Laura Jones, Air Force special operations pilot, PhD student at The Fletcher School of Law and Diplomacy at Tufts University

The future of warfare conjures thoughts of cyber war, autonomous vehicles on the battlefield and flying overhead, cutting-edge artificial intelligence that integrates warfighting and information, and sleek new weapons and aircraft that promise to revolutionize war. However, the future of war is simpler in concept: it is irregular. The inclusion of irregular warfare as a foundational component of national security will ensure that the United States will have the capabilities, flexibility, and scope to militarily compete with great power rivals on the global stage.
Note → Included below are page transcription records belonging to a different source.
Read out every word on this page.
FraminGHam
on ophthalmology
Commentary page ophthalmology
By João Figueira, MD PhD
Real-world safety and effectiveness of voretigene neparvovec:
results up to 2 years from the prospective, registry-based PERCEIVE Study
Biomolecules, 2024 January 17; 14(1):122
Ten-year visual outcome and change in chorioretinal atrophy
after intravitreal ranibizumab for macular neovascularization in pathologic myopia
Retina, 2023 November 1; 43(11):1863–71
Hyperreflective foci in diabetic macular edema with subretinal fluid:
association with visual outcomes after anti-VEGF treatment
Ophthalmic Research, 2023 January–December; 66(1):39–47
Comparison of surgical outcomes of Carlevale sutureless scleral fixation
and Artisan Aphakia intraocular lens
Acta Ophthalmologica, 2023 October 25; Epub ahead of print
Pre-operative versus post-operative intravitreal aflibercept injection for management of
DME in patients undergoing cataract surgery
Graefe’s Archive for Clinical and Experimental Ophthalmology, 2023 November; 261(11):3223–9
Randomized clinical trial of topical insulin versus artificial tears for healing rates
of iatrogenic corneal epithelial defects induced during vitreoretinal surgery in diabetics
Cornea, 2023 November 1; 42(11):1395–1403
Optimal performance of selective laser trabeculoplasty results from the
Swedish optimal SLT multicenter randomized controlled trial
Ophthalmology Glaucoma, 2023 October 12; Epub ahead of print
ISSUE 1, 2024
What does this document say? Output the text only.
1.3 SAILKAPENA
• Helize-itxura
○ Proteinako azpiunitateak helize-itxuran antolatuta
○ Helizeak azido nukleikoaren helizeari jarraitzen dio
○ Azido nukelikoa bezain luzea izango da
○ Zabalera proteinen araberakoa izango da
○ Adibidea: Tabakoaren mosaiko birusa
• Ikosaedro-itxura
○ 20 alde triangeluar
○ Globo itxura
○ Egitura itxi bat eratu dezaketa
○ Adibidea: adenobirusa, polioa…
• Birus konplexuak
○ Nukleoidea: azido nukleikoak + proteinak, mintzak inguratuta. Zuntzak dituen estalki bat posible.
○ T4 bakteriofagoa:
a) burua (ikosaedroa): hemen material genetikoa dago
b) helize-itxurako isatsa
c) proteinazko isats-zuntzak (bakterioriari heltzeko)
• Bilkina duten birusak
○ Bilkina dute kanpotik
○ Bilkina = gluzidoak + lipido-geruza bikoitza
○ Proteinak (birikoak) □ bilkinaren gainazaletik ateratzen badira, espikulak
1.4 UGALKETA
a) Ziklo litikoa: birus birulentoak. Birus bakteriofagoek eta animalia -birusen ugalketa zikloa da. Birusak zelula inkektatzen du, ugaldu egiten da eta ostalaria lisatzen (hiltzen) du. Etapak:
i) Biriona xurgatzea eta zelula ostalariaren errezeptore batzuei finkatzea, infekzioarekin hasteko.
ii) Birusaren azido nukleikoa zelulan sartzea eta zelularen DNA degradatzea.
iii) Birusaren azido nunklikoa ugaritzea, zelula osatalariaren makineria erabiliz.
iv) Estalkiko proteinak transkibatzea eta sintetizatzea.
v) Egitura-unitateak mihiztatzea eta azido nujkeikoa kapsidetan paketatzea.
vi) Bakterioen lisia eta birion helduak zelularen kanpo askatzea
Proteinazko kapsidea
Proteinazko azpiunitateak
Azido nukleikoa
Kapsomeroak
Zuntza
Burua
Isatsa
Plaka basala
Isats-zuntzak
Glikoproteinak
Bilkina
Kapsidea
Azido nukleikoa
This article lays out how China and Russia are already challenging the United States using irregular means and expands on how the United States can leverage irregular warfare to build its response to increasing asymmetric threats. The main argument is that the United States has seen irregular warfare as a twenty-year anomaly and national security leaders are keen to focus on competition with geo-political rivals like China and Russia through conventional military means. However, this shift away from irregular warfare will make the United States less capable of competing with its adversaries by limiting engagement below the level of armed conflict and focusing solely on winning a conventional war through technological overmatch. This article uses the definition of irregular warfare laid out in the 2020 Irregular Warfare Annex to the National Defense Strategy: unconventional warfare (UW), stabilization, foreign internal defense (FID), counterterrorism (CT), and counterinsurgency (COIN).